Nell’organizzazione del nostro orario una volta ogni tanto mi toccano tre giorni consecutivi di guardia. Niente di drammatico, per carità, il San Filippo è un ospedale relativamente piccolo e quindi si lavora in modo tranquillo, senza i ritmi frenetici di un policlinico.
Però significa che per 72 ore devo essere pronto a rispondere ad eventuali emergenze, e quindi non posso uscire dall’ospedale, come se fossi in clausura, il che per uno spirito libero e tendenzialmente anarchico come il sottoscritto è piuttosto pesante. Tuttavia devo riconoscere che la cosa ha una sua bellezza e un “sapore” spirituale che, per quanto amaro in bocca, diventa dolcissimo una volta ingerito.
Ci vogliono una forte determinazione e molta maturità spirituale per non soffocare, ci vuole disciplina interiore e la capacità di dare ordine alla vita da soli, senza una struttura che ti aiuti a farlo, per non avere la sensazione di buttare via il tempo, ci vuole in sostanza un forte spirito di preghiera, perché sono in pratica 72 ore di solitudine.
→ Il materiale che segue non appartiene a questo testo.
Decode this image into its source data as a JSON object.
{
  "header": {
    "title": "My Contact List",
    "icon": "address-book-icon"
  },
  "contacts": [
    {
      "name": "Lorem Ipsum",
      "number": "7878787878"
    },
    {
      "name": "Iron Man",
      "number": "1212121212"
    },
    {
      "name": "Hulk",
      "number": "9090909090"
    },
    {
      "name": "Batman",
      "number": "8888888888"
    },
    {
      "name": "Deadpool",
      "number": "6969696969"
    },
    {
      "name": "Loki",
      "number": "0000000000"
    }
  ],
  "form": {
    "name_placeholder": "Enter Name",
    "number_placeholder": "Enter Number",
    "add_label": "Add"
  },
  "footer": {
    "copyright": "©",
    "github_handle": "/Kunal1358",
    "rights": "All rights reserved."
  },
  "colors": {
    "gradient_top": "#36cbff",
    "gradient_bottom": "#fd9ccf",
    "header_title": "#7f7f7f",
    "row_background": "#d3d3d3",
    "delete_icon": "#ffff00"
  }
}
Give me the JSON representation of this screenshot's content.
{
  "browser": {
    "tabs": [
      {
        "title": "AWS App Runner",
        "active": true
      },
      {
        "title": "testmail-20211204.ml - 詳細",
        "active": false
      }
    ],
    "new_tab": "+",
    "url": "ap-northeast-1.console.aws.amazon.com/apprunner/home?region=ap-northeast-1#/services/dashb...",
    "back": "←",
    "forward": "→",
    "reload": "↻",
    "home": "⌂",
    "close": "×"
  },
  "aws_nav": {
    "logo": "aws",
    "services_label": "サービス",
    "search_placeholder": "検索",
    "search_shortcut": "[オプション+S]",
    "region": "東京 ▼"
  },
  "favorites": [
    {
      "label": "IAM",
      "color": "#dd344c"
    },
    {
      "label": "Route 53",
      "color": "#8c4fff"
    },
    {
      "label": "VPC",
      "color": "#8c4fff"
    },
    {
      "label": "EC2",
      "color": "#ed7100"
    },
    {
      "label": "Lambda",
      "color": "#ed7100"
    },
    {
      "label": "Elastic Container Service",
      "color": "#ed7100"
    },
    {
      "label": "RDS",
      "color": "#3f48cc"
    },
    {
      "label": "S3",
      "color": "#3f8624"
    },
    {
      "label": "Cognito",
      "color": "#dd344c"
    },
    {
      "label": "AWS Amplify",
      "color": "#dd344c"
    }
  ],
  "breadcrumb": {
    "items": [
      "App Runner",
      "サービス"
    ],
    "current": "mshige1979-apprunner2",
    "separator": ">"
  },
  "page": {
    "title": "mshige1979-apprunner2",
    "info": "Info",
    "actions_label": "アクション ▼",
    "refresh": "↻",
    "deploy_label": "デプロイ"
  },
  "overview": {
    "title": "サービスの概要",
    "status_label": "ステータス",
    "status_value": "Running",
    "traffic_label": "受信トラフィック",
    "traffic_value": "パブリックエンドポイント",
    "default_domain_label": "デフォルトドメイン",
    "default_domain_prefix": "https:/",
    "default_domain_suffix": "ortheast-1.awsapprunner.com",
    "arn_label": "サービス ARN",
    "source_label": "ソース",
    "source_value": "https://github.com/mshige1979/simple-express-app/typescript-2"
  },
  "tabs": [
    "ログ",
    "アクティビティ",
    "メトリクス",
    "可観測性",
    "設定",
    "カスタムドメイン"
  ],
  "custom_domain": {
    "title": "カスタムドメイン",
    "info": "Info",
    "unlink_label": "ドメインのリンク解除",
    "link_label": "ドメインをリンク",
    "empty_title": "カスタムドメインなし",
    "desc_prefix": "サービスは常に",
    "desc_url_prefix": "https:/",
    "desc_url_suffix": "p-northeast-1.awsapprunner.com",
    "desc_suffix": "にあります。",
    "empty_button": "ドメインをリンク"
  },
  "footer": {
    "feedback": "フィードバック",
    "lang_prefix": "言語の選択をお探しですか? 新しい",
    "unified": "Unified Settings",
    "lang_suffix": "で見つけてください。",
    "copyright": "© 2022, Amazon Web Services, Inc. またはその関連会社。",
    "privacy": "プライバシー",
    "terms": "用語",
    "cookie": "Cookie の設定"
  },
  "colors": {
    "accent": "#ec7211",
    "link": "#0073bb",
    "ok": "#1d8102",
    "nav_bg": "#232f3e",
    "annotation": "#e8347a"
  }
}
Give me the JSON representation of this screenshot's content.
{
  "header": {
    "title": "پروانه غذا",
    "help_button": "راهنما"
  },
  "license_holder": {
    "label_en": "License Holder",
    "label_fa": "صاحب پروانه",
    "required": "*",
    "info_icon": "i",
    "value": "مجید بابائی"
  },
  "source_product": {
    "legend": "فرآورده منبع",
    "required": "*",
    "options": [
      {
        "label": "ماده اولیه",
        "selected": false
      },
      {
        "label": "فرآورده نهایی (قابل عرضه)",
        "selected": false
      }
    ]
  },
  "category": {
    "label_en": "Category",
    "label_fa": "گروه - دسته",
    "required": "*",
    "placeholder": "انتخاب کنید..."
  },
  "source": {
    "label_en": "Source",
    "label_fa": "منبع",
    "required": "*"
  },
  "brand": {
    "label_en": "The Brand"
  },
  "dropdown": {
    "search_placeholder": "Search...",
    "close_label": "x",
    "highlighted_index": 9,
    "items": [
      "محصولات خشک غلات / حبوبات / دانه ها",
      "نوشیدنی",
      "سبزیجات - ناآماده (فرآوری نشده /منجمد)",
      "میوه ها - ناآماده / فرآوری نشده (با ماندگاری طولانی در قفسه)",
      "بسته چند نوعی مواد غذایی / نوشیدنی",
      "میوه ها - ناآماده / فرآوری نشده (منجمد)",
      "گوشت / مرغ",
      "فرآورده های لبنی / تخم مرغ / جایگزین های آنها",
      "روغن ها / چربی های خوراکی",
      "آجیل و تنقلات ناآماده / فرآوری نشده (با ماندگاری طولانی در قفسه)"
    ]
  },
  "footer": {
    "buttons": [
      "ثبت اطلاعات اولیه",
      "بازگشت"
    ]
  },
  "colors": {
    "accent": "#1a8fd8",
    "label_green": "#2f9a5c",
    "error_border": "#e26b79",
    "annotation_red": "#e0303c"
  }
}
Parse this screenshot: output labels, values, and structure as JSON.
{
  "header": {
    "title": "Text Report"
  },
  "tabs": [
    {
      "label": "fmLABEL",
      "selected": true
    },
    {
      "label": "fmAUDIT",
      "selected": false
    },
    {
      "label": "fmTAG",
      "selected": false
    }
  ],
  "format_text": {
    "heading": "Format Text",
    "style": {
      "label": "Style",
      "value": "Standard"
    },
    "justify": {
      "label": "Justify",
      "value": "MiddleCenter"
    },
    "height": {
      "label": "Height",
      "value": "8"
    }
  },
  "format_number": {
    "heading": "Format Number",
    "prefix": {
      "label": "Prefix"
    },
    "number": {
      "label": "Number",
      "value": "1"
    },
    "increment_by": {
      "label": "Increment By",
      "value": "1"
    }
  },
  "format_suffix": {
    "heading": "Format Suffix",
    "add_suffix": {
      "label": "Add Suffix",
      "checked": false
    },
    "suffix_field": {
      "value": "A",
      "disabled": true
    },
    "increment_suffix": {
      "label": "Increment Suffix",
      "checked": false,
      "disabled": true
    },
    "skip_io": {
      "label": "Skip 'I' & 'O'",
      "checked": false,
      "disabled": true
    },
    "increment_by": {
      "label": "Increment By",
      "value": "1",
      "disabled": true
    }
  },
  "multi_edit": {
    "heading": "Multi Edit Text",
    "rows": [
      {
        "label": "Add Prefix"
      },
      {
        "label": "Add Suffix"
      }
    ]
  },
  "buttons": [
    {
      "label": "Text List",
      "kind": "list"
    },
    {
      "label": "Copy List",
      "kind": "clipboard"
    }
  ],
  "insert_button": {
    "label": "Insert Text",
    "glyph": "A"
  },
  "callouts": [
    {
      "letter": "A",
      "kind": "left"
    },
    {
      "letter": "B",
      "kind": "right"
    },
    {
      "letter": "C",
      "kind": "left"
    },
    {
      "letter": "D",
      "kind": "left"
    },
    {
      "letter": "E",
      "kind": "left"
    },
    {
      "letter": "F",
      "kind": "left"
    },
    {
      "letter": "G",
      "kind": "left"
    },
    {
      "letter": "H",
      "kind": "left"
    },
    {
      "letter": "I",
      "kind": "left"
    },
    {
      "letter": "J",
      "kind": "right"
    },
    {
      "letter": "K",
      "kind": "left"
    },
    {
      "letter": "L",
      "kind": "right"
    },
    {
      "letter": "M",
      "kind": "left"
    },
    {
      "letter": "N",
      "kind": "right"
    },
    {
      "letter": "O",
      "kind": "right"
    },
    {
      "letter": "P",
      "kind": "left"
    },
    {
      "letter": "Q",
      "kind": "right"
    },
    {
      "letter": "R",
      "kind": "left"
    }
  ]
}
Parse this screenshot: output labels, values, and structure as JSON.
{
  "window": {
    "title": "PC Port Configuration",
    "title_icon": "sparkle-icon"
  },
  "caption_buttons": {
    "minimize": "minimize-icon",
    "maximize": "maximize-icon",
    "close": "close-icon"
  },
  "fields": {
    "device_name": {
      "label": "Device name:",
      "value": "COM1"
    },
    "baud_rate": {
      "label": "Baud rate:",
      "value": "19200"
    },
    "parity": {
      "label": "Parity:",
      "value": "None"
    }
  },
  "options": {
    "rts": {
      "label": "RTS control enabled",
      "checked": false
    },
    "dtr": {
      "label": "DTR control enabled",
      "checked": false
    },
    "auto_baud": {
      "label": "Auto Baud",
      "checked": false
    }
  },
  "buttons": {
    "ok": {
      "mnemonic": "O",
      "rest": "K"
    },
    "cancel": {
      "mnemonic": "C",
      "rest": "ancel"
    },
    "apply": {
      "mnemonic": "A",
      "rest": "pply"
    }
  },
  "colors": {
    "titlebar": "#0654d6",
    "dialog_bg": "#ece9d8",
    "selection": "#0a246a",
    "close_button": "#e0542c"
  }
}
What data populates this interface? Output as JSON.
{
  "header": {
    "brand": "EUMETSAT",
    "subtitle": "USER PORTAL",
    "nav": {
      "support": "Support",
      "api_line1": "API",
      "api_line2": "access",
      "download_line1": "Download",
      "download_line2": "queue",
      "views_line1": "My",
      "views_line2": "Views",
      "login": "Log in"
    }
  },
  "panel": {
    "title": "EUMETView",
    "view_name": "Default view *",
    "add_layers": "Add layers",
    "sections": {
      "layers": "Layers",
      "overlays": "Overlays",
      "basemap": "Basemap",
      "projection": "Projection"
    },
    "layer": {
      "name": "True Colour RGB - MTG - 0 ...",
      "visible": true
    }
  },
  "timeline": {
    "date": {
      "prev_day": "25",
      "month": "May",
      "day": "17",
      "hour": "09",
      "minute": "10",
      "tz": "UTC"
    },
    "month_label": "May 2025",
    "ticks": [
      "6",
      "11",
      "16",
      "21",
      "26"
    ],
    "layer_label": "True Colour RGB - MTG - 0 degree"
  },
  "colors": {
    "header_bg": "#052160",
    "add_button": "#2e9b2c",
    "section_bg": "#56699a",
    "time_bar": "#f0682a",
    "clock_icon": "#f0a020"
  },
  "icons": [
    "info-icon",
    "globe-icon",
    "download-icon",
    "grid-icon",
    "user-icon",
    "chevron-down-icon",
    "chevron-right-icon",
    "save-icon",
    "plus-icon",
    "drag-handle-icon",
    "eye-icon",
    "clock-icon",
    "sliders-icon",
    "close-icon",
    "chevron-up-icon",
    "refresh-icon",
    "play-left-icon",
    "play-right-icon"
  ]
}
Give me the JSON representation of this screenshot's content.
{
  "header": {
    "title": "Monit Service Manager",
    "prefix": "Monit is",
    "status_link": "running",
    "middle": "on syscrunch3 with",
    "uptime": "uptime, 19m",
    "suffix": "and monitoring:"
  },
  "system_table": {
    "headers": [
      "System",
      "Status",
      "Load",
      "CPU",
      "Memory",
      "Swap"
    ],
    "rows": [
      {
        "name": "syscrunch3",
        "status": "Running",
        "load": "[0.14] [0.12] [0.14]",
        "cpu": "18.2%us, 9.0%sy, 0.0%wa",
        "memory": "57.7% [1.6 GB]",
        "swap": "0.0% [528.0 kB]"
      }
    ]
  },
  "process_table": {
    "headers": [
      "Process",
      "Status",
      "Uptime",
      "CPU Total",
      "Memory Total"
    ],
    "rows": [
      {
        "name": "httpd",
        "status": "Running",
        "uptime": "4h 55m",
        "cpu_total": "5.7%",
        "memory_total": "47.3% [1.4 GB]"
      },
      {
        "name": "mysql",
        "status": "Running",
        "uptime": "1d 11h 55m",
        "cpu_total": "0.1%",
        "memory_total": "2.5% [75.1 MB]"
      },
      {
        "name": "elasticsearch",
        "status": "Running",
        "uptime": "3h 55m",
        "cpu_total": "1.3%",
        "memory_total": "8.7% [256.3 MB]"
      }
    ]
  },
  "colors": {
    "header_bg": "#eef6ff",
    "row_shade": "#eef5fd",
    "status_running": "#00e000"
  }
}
Eppure in questo tempo che sembra a volte (soprattutto in estate quando perfino l’ospedale rallenta) dilatarsi all’infinito si impara tantissimo, e se la sai vedere c’è nascosta una grande bellezza.
Mi piace alzarmi presto al mattino e aprire la chiesa, chiacchierare con i barboni che hanno passato la notte nell’atrio dell’ospedale (e all’occorrenza difenderli dalle prepotenze di qualche custode troppo zelante), salutare i colleghi infermieri che arrivano alla spicciolata… ecco, mi è scappata questa parola, “colleghi”, riferita agli infermieri, che, per quanto inesatta, esprime precisamente come mi sento, perché il bello del viverci in ospedale è che si fa davvero l’esperienza di essere “au couer du masses”, come intitolava un suo splendido libro (che è stata una delle guide della mia formazione) Renee Voillaume. Mi sento davvero uno di loro, uno tra tanti, ed è una esperienza che consiglierei di cuore a tutti i sacerdoti, come antidoto al velenosissimo spirito di casta, come superamento di ogni tentazione di potere.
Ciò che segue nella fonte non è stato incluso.